Nun, da der wütende Cerberus wieder mit Honigkuchen besänftigt sorglos einschlummert, wollen wir alle hoffen, dass der strafende Zorn des Bundesgeschäftsführers der FSG keinen von uns jemals treffen möge.
Konkret bleiben
Für uns als Kommunistinnen und Kommunisten kann es also nicht um eine passive, medienwirksame Bilderstürmerei gehen, wo die Zerstörung des Anscheins die aktive Veränderung der Realität verdrängt. Auch geht es nicht darum, eine Stufe höher zu steigen und Indignation über die Indignation an den Tag zu legen, um wiederum moralisch noch höher zu stehen. Für uns lautet die Devise, wie es Marx im Jahr 1850 beschrieb: „Es kann sich für uns nicht um Veränderung des Privateigentums handeln, sondern nur um seine Vernichtung, nicht um Vertuschung der Klassengegensätze, sondern um Aufhebung der Klassen, nicht um Verbesserung der bestehenden Gesellschaft, sondern um Gründung einer neuen.“ Empörung und zeitweilige moralische Vorstellungen werden uns dabei eher nicht behilflich sein.
Der Widerspruch zwischen 1800 Schicksalen von Arbeiterinnen und Arbeitern und dem großkotzigen Reichtum einer kleinen Minderheit kann innerhalb kapitalistischer Produktionsverhältnisse nicht gelöst werden. Dieses Ungleichgewicht wird fortbestehen, bis man die Ursachen nicht radikal aus der Welt geschafft hat. Der Widerspruch aber wird durch solche Aktionen des Swarovski-Clans immer offenkundiger und für immer mehr Menschen nachvollziehbar. Damit es auch wirklich alle verstehen, sollten die Swarovskis am besten nur mehr in Gold gekleidet herumtanzen. Dieses Bild entspricht den realen kapitalistischen Verhältnissen, wonach derjenige, der arbeitet, nichts verdient, während derjenige, der verdient, nicht arbeitet. Das Bild vom Gewerkschaftsboss, der sich einen Eimer holen muss, bis sich die Konzernerbin wieder entschließt, orts- und zeitversetzte Fotos mit bergigem Hintergrund zu posten, entspricht einem Bild, das sich die Sozialdemokratie zurechtlegt, um die werktätige Bevölkerung in der Illusion zu belassen, dass sich manchmal eben doch was tut.
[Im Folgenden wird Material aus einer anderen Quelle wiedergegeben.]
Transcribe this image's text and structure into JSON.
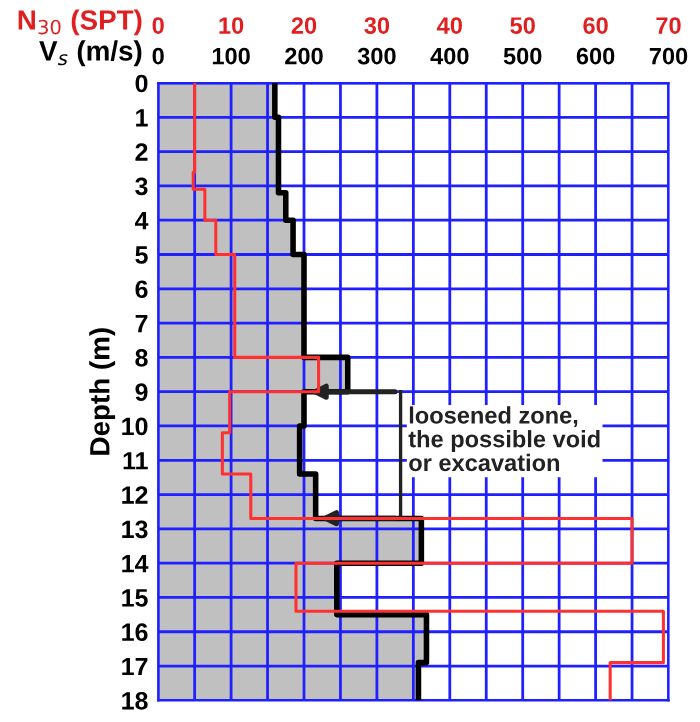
{
  "chart_data": {
    "type": "step",
    "orientation": "horizontal",
    "xlabel": "V$_{s}$ (m/s)",
    "x2label": "N$_{30}$ (SPT)",
    "ylabel": "Depth (m)",
    "xlim": [
      0,
      700
    ],
    "xticks": [
      0,
      {
        "value": 50,
        "label": null
      },
      100,
      {
        "value": 150,
        "label": null
      },
      200,
      {
        "value": 250,
        "label": null
      },
      300,
      {
        "value": 350,
        "label": null
      },
      400,
      {
        "value": 450,
        "label": null
      },
      500,
      {
        "value": 550,
        "label": null
      },
      600,
      {
        "value": 650,
        "label": null
      },
      700
    ],
    "x2lim": [
      0,
      70
    ],
    "x2ticks": [
      0,
      10,
      20,
      30,
      40,
      50,
      60,
      70
    ],
    "ylim": [
      18,
      0
    ],
    "yticks": [
      0,
      1,
      2,
      3,
      4,
      5,
      6,
      7,
      8,
      9,
      10,
      11,
      12,
      13,
      14,
      15,
      16,
      17,
      18
    ],
    "grid": true,
    "series": [
      {
        "type": "area",
        "color": "#c0c0c0",
        "x": [
          0,
          1,
          2.9,
          3.2,
          4,
          5,
          8,
          9,
          10,
          11.4,
          12.7,
          14,
          15.5,
          16.9,
          18
        ],
        "values": [
          160,
          165,
          165,
          175,
          185,
          200,
          260,
          200,
          194,
          216,
          361,
          245,
          368,
          357,
          357
        ]
      },
      {
        "color": "#000000",
        "x": [
          0,
          1,
          2.9,
          3.2,
          4,
          5,
          8,
          9,
          10,
          11.4,
          12.7,
          14,
          15.5,
          16.9,
          18
        ],
        "values": [
          160,
          165,
          165,
          175,
          185,
          200,
          260,
          200,
          194,
          216,
          361,
          245,
          368,
          357,
          357
        ]
      },
      {
        "axis": "x2",
        "color": "#ff3030",
        "x": [
          0,
          2.6,
          3.1,
          4,
          5,
          8,
          9,
          10.2,
          11.4,
          12.7,
          14,
          15.4,
          16.9,
          18
        ],
        "values": [
          5,
          4.8,
          6.4,
          7.9,
          10.5,
          22,
          9.8,
          8.8,
          12.7,
          65,
          18.9,
          69.3,
          62,
          62
        ]
      }
    ],
    "annotations": [
      {
        "text": "loosened zone,\nthe possible void\nor excavation",
        "x": 200,
        "y": 9
      }
    ]
  }
}
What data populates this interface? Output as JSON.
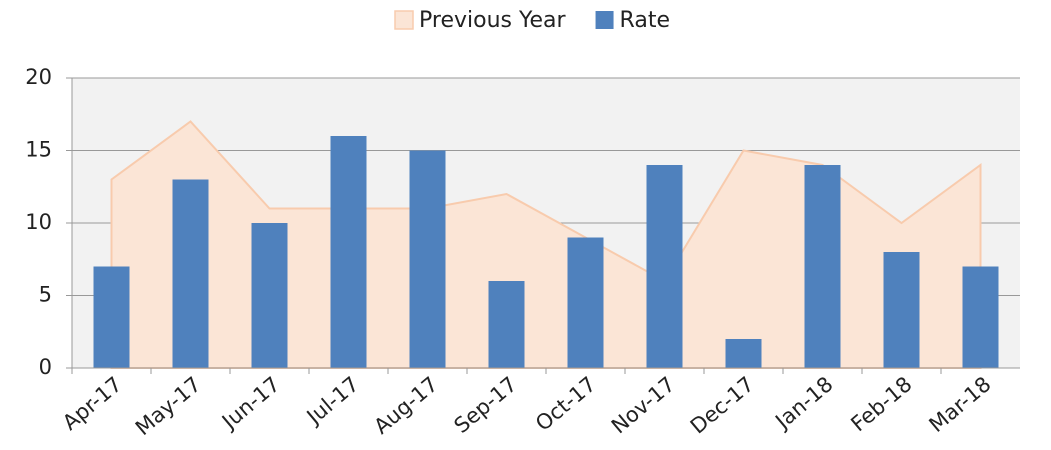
{
  "chart_data": {
    "type": "combo",
    "categories": [
      "Apr-17",
      "May-17",
      "Jun-17",
      "Jul-17",
      "Aug-17",
      "Sep-17",
      "Oct-17",
      "Nov-17",
      "Dec-17",
      "Jan-18",
      "Feb-18",
      "Mar-18"
    ],
    "series": [
      {
        "name": "Previous Year",
        "type": "area",
        "color": "#fbe5d6",
        "stroke": "#f8cbad",
        "values": [
          13,
          17,
          11,
          11,
          11,
          12,
          9,
          6,
          15,
          14,
          10,
          14
        ]
      },
      {
        "name": "Rate",
        "type": "bar",
        "color": "#4f81bd",
        "values": [
          7,
          13,
          10,
          16,
          15,
          6,
          9,
          14,
          2,
          14,
          8,
          7
        ]
      }
    ],
    "ylim": [
      0,
      20
    ],
    "yticks": [
      0,
      5,
      10,
      15,
      20
    ],
    "grid": true,
    "legend": "top"
  }
}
Für diese großen Errungenschaften braucht man nicht einmal auf die Straße zu gehen, sondern kann auf Facebook zwei (ungerade) Sätze schreiben.
Uns geht es um konkrete Analyse der konkreten Situation. Sozialpartnerschaft und Sozialdemokratie haben sich nicht als potentielle Bündnispartnerinnen und ‑partner erwiesen, sondern als doppelte Klötze an den Beinen der Arbeiterbewegung, deren Ziele dreierlei sind: Schüren und dann Niederhalten des öffentlichen Unmuts (um politisch im Gespräch zu bleiben), Obskurantismus und am Ende abkassieren. Deshalb macht es relativ wenig Sinn, sich mit einem Gläschen Rotwein vor den Kamin zu setzen und darüber zu sinnieren, was die sozialdemokratisch geführte Gewerkschaft alles hätte anders machen können. Es geht um eine reale Einschätzung der uns umgebenden Verhältnisse – auf welcher Seite der Barrikade stehen Mernyi und der Swarovski-Clan? So gesehen auf keiner, da sich niemand der Involvierten die Hände schmutzig machen wollen würde. Jedenfalls haben beide oft genug ihre Klassenzugehörigkeit und ‑loyalität bewiesen.
Kampfmaßnahmen statt moralischer Empörung
Was es jetzt braucht, sind Kampfmaßnahmen, die Swarovski dort treffen, wo es wirklich wehtut. Wir bleiben bei der Feststellung, die die GO der Partei der Arbeit Tirol bereits im April getroffen hat: „Es ist klar, dass ein jeder Betrieb, ein jedes Unternehmen (mag es auch noch so professionell geführt werden), im sog. freien Markt niemals zum Wohle der Menschen und zur Befriedigung der Bedürfnisse der ArbeiterInnen produzieren wird. Was nottut, ist eine Verstaatlichung – und zwar unter der Kontrolle und Aufsicht der ArbeiterInnen. Dies wird unter den gegebenen Bedingungen, innerhalb des Kapitalismus und des bürgerlichen Staates jedweder Art nicht möglich sein, sondern nur in einer neuen Gesellschaftsform, in der alle Betriebe und Unternehmen mehr und mehr in die Hand der ArbeiterInnen und des Volkes gelangen, d.h. in die Hände derer, die den Reichtum tatsächlich produzieren. Wir müssen die Bedingungen erschaffen, in denen die ArbeiterInnen darüber entscheiden können, was, wieviel, wo und auf welche Weise produziert wird. Diese Gesellschaft ist der Sozialismus.“ Alles andere ist Schall und Rauch.